Arthur Benjamin Reeve was born in Patchogue, New York, on October 15, 1880, the son of Walter Franklin Reeve and Jennie Henderson Reeve. Having been graduated from Princeton University in 1903, he attended New York Law School but never finished, preferring journalism instead.
Reeve became assistant editor of the magazine Public Opinion, contributing articles on science. On January 31, 1906, he married Margaret Allen Wilson of Trenton, New Jersey; they had three children, two sons and a daughter. He continued writing articles on topics such as politics, crime, science, farming, social conditions, and sports. In later years, he became a specialist in growing dahlias.

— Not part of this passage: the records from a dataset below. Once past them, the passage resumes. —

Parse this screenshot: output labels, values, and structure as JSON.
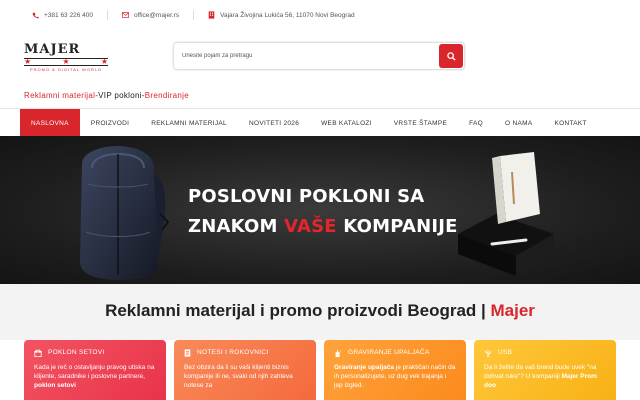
{
  "topbar": {
    "phone": "+381 63 226 400",
    "email": "office@majer.rs",
    "address": "Vajara Živojina Lukića 56, 11070 Novi Beograd"
  },
  "logo": {
    "wordmark": "MAJER",
    "tagline": "PROMO & DIGITAL WORLD"
  },
  "search": {
    "placeholder": "Unesite pojam za pretragu"
  },
  "subline": {
    "part1": "Reklamni materijal",
    "sep1": " - ",
    "part2": "VIP pokloni",
    "sep2": " - ",
    "part3": "Brendiranje"
  },
  "nav": {
    "items": [
      {
        "label": "NASLOVNA"
      },
      {
        "label": "PROIZVODI"
      },
      {
        "label": "REKLAMNI MATERIJAL"
      },
      {
        "label": "NOVITETI 2026"
      },
      {
        "label": "WEB KATALOZI"
      },
      {
        "label": "VRSTE ŠTAMPE"
      },
      {
        "label": "FAQ"
      },
      {
        "label": "O NAMA"
      },
      {
        "label": "KONTAKT"
      }
    ]
  },
  "banner": {
    "line1": "POSLOVNI POKLONI SA",
    "line2_pre": "ZNAKOM ",
    "line2_hl": "VAŠE",
    "line2_post": " KOMPANIJE"
  },
  "section": {
    "title": "Reklamni materijal i promo proizvodi Beograd | ",
    "title_brand": "Majer"
  },
  "cards": [
    {
      "title": "POKLON SETOVI",
      "text_pre": "Kada je reč o ostavljanju pravog utiska na klijente, saradnike i poslovne partnere, ",
      "text_bold": "poklon setovi",
      "text_post": ""
    },
    {
      "title": "NOTESI I ROKOVNICI",
      "text_pre": "Bez obzira da li su vaši klijenti biznis kompanije ili ne, svaki od njih zahteva notese za",
      "text_bold": "",
      "text_post": ""
    },
    {
      "title": "GRAVIRANJE UPALJAČA",
      "text_pre": "",
      "text_bold": "Graviranje upaljača",
      "text_post": " je praktičan način da ih personalizujete, uz dug vek trajanja i jep izgled."
    },
    {
      "title": "USB",
      "text_pre": "Da li želite da vaš brend bude uvek \"na dohvat ruke\"? U kompaniji ",
      "text_bold": "Majer Prom doo",
      "text_post": ""
    }
  ],
  "colors": {
    "accent": "#d9262c"
  }
}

Reeve’s first Kennedy story was rejected by several magazines before being accepted by the editor of Cosmopolitan, where it appeared in the December, 1910, issue; this publication marked the beginning of a long series of monthly appearances of Kennedy stories in the Hearst magazines.
Fascinated with the technology of the motion picture, Reeve wrote a series of fourteen interconnected stories that became one of the most successful early silent film serials, The Exploits of Elaine (1914). It resulted in two sequels, for a total of thirty-six episodes. Reeve wrote screenplays for several other serials and features, including three starring Harry Houdini.

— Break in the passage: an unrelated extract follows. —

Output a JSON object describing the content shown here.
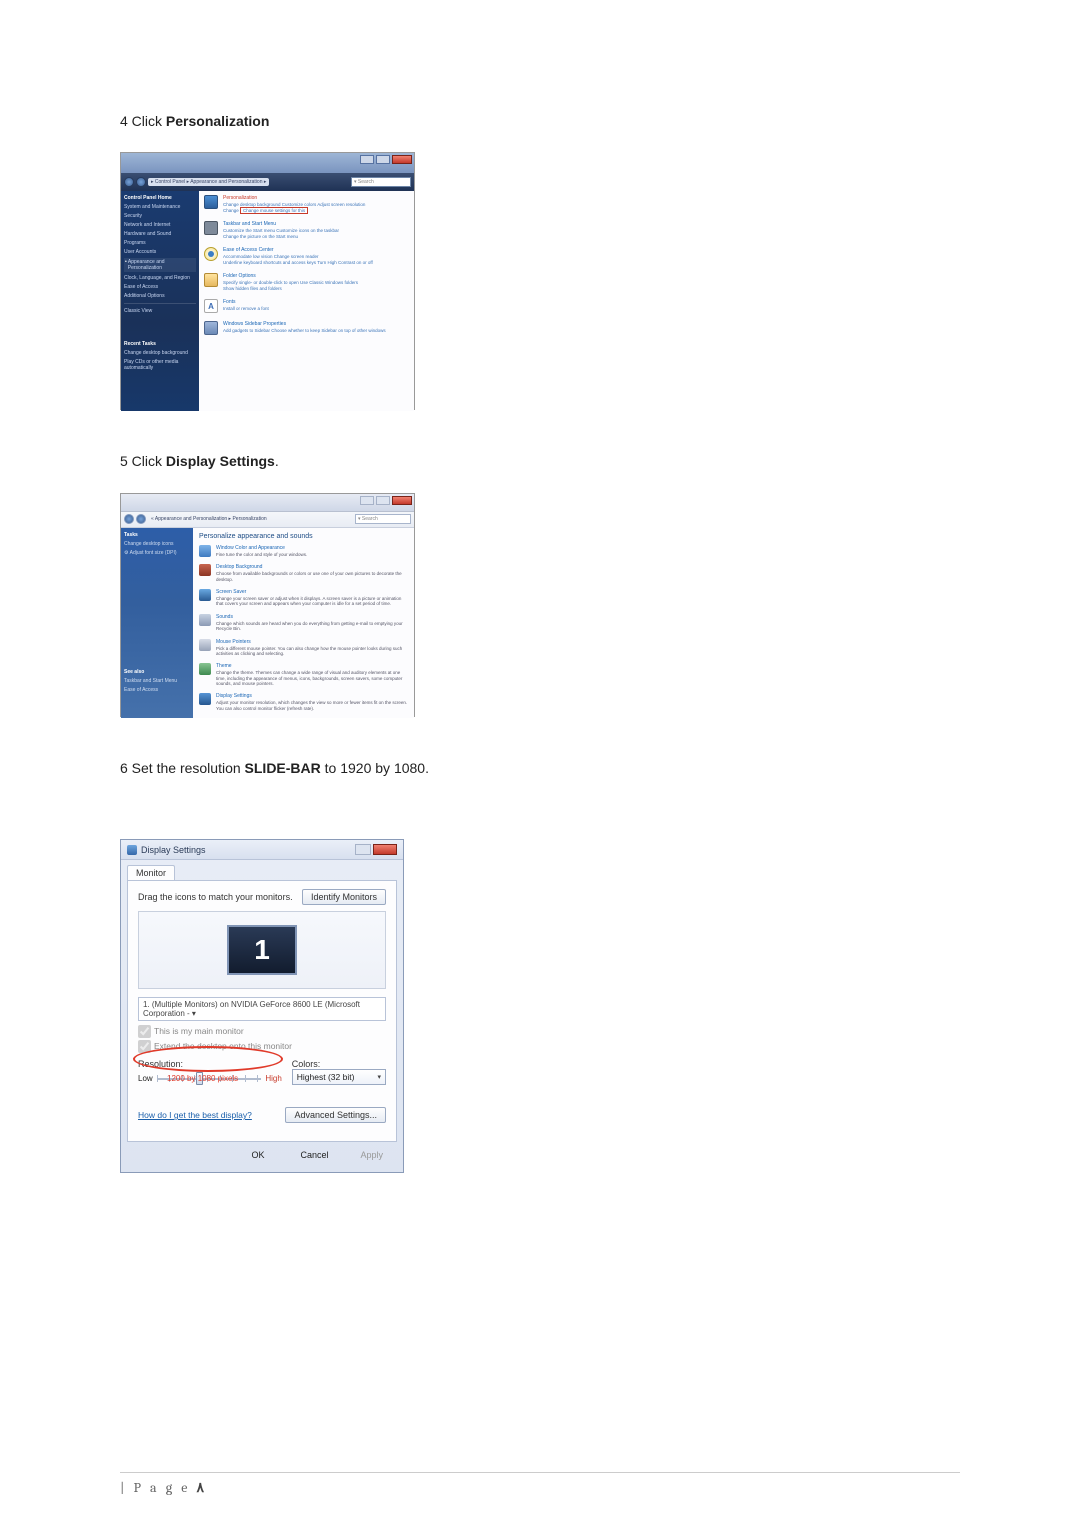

Although Kennedy was not as popular after the war, Reeve continued to find a market for him in the pulp magazines. In 1926, he published a Kennedy novel entitled Pandora, then turned his typewriter to the service of society with articles on crime prevention and a radio series on the topic in 1930-1931. In 1935, he covered the Lindbergh kidnapping trial for a Philadelphia newspaper.
Encouraged by the renewed interest in his character and a film serial based on his 1934 novel The Clutching Hand, Reeve wrote another Kennedy novel, The Stars Scream Murder (1936). It was Kennedy’s last case. Reeve died in Trenton, New Jersey, of complications brought on by an asthmatic and bronchial condition, on August 9, 1936.